No rest for politically weary, the tax-hike debate starts now
It’s only been a little more than half a year since our fair swing state was inundated with an all-consuming deluge of campaign activity for and against Barack Obama and Mitt Romney.
If it seems like the presidential election was a lifetime ago, that’s because it has been wall-to-wall, nonstop politics in Colorado just about every day since.
As I noted last week, the victors of the 2012 election in Colorado have been zipping around like a throng of ADHD-crazed bees in feverish quest to rewrite the rules of what it means to be Colorado.
Even for political junkies like me, the whole thing has been exhausting to watch. And apparently not even three-day holiday weekends are off limits any longer.
Not this year at least. Move over baseball, mom and apple pie.
This year Memorial Day has been unofficially designated by our state’s chief executive as a time for statewide argumentation about the propriety of the death penalty.
Maybe Gov. John Hickenlooper decided to stay the death sentence of mass murderer Nathan Dunlap close to the Memorial Day weekend because he was hoping fewer people would notice.

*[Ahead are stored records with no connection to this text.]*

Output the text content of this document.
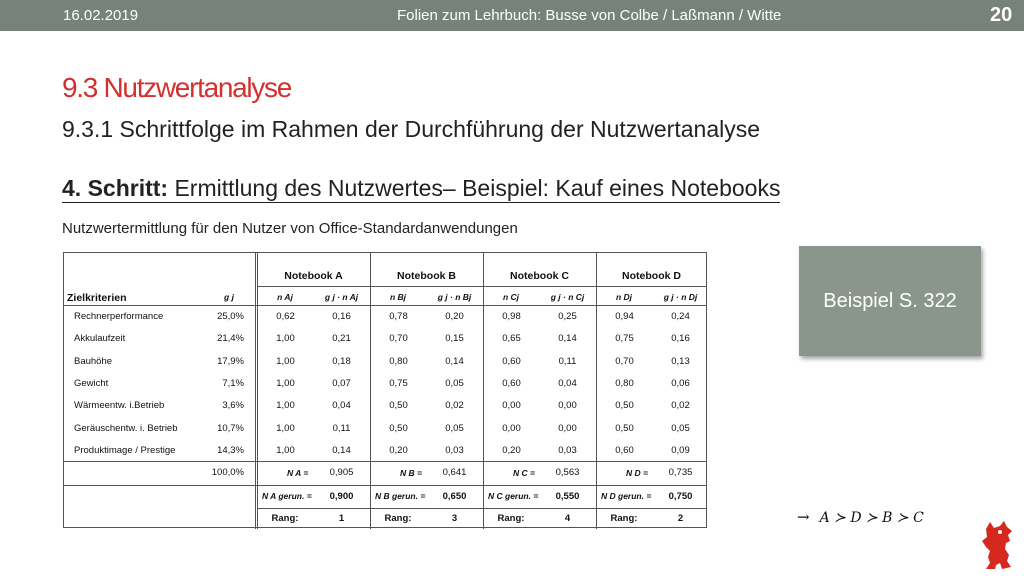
16.02.2019	Folien zum Lehrbuch: Busse von Colbe / Laßmann / Witte	20
9.3 Nutzwertanalyse
9.3.1 Schrittfolge im Rahmen der Durchführung der Nutzwertanalyse
4. Schritt: Ermittlung des Nutzwertes– Beispiel: Kauf eines Notebooks
Nutzwertermittlung für den Nutzer von Office-Standardanwendungen
Beispiel S. 322
Zielkriterien	g j
Notebook A
n Aj	g j · n Aj
Notebook B
n Bj	g j · n Bj
Notebook C
n Cj	g j · n Cj
Notebook D
n Dj	g j · n Dj
Rechnerperformance	25,0%	0,62	0,16	0,78	0,20	0,98	0,25	0,94	0,24
Akkulaufzeit	21,4%	1,00	0,21	0,70	0,15	0,65	0,14	0,75	0,16
Bauhöhe	17,9%	1,00	0,18	0,80	0,14	0,60	0,11	0,70	0,13
Gewicht	7,1%	1,00	0,07	0,75	0,05	0,60	0,04	0,80	0,06
Wärmeentw. i.Betrieb	3,6%	1,00	0,04	0,50	0,02	0,00	0,00	0,50	0,02
Geräuschentw. i. Betrieb	10,7%	1,00	0,11	0,50	0,05	0,00	0,00	0,50	0,05
Produktimage / Prestige	14,3%	1,00	0,14	0,20	0,03	0,20	0,03	0,60	0,09
100,0%	N A =	0,905	N B =	0,641	N C =	0,563	N D =	0,735
N A gerun. =	0,900	N B gerun. =	0,650	N C gerun. =	0,550	N D gerun. =	0,750
Rang:	1	Rang:	3	Rang:	4	Rang:	2	→ A ≻ D ≻ B ≻ C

The timing of the announcement, like the mind-numbingly arrogant announcement itself, stinks.
If you were hoping that Democrats in Denver were planning to take a little time for themselves — between pushing new gun laws and coddling criminals, wouldn’t you think these people would vacation? — keep hoping.
The debate about whether or not Colorado should increase its income tax unofficially started earlier this week, too, when the proponents of the big tax hike for schools began rolling out the predictable tripe about how underfunded our schools are and how good for the economy a massive tax increase would be.
A Denver Post column this week — written by a prominent, former Republican legislator, who later became Bill Ritter’s chief economic developer Don Marostica —was the opening salvo of this fall’s great big political fight over income taxes.
“For Colorado to compete in today’s global economy — and tomorrow’s — we need to invest in an education system that is second to none. And we need to come up with the best way to pay for it,” Marostica wrote.
“As an economic development expert, I am not convinced that Colorado’s current single-rate tax structure is helping our economy. Instead, businesses and middle-class Coloradans alike would be better off with a two-step income tax to provide the resources for top teachers and great facilities.”
Ergo, what Colorado needs now is a big tax increase to spur our competitiveness.
Let the debate begin! Sigh.
Between now and the election this coming November, you’ll hear a lot more of the same from those backing the education funding plan, which would increase the state’s income tax from its current level of 4.63 percent to somewhere near 5.3 percent.
But what the supporters won’t tell you is that, thanks to a statewide measure passed in 2000, education funding has aggressively increased year over year every year for a decade, except for two years during the recession.
They won’t tell you that between 2002 and 2012, K-12 funding increased from $4.1 billion to $5.3 billion.
They won’t tell you that in 2008, then-Gov. Bill Ritter implemented a back-door property tax increase (the so-called mill levy freeze) to increase education funding by $100 million.
They won’t tell you that in 2010 the same Democratic governor passed the so-called dirty dozen business tax increases to push hundreds of millions more in schools.
They won’t tell you that many of the state’s largest districts passed big local tax hikes of their own just last year.
So there you have it. Another day, another contentious debate about a controversial proposal to move our state leftward.
There was a time when holidays like Memorial Day were carved out as harbors of respite from the tawdry interferences of politics. But not this year.
Move over mom, apple pie and JUCO baseball. This year Memorial Day means debates about the death penalty and hefty tax hikes.
Josh Penry is a former minority leader of the Colorado Senate. He is a graduate of Grand Junction High School and Mesa State College.